As with so many things in history, the turning point for the Phillies had less to do with the Phillies franchise itself and more to do with outside factors, in this case the temperament of Connie Mack, the owner and field manager of the cross-town Athletics. After winning his third consecutive World Series in 1931, Mack grew tired of escalating salaries and egos and put nearly his entire team on the chopping block. Legendary pitcher Lefty Grove -- perhaps the greatest left-handed pitcher ever -- was sent packing to the Boston Red Sox, along with fellow pitcher Rube Walberg. And over time, Mack continued to dismantle his championship team, a team that was loaded with future Hall of Famers. What followed was arguably the longest stretch of excrementally bad baseball ever witnessed from one franchise. From 1935 to 1954, the Athletics finished in last place 11 times and finished in next to last place an additional three times. The A's lost 100-plus games in six of those seasons and finished no closer to first place than 12½ games. In most seasons during this span, the A's were history before Memorial Day.

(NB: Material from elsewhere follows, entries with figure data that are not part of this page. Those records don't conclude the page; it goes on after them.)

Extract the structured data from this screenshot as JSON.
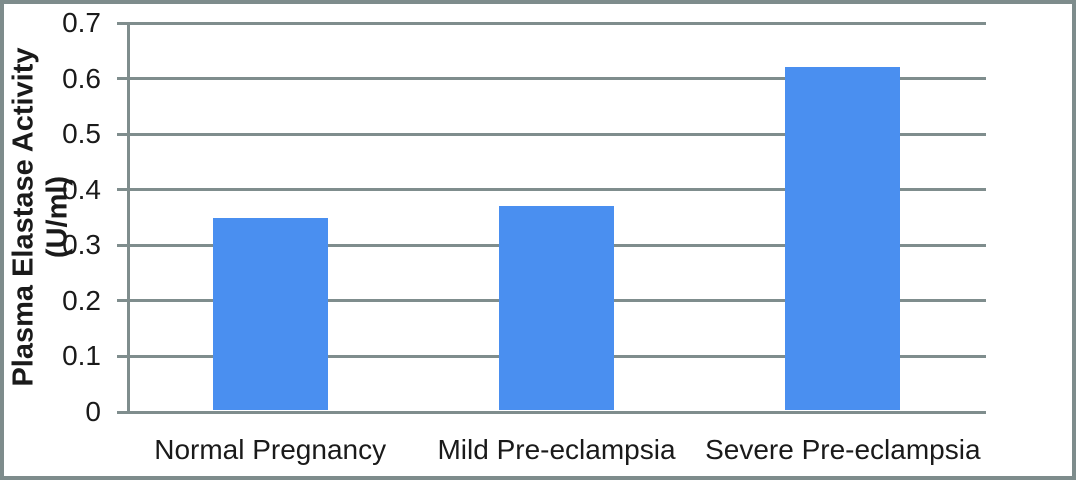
{
  "chart_data": {
    "type": "bar",
    "title": "",
    "categories": [
      "Normal Pregnancy",
      "Mild Pre-eclampsia",
      "Severe Pre-eclampsia"
    ],
    "values": [
      0.35,
      0.37,
      0.62
    ],
    "xlabel": "",
    "ylabel": "Plasma Elastase Activity (U/ml)",
    "ylabel_line1": "Plasma Elastase Activity",
    "ylabel_line2": "(U/ml)",
    "ylim": [
      0,
      0.7
    ],
    "ytick_step": 0.1,
    "yticks": [
      "0.7",
      "0.6",
      "0.5",
      "0.4",
      "0.3",
      "0.2",
      "0.1",
      "0"
    ],
    "grid": true,
    "legend": false,
    "colors": {
      "bar": "#4a8ff0",
      "gridline": "#7f8d8d",
      "frame_border": "#7e8c8c",
      "text": "#1a1a1a",
      "background": "#ffffff"
    }
  }
}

Amid such losing, even the Phillies looked competent, and by the end of this period, the Phillies actually were competent. In 1950, the "Whiz Kids" captured the Phillies' first pennant since 1915, and Philadelphians, tired of Connie Mack's parsimony and almost masochistic desire to field last-place clubs, began switching allegiances to the once-neglected Phillies. The result: the A's were sold and eventually moved, first to Kansas City, and then to Oakland.
Yes, the Phillies have lost 10,000 games, but in the course of doing so have displayed an almost cockroach-like resiliency, and like the cockroach, the Phillies are hard to love, but they should garner a little grudging respect. You do indeed have to be good, on some level, to lose 10,000 games.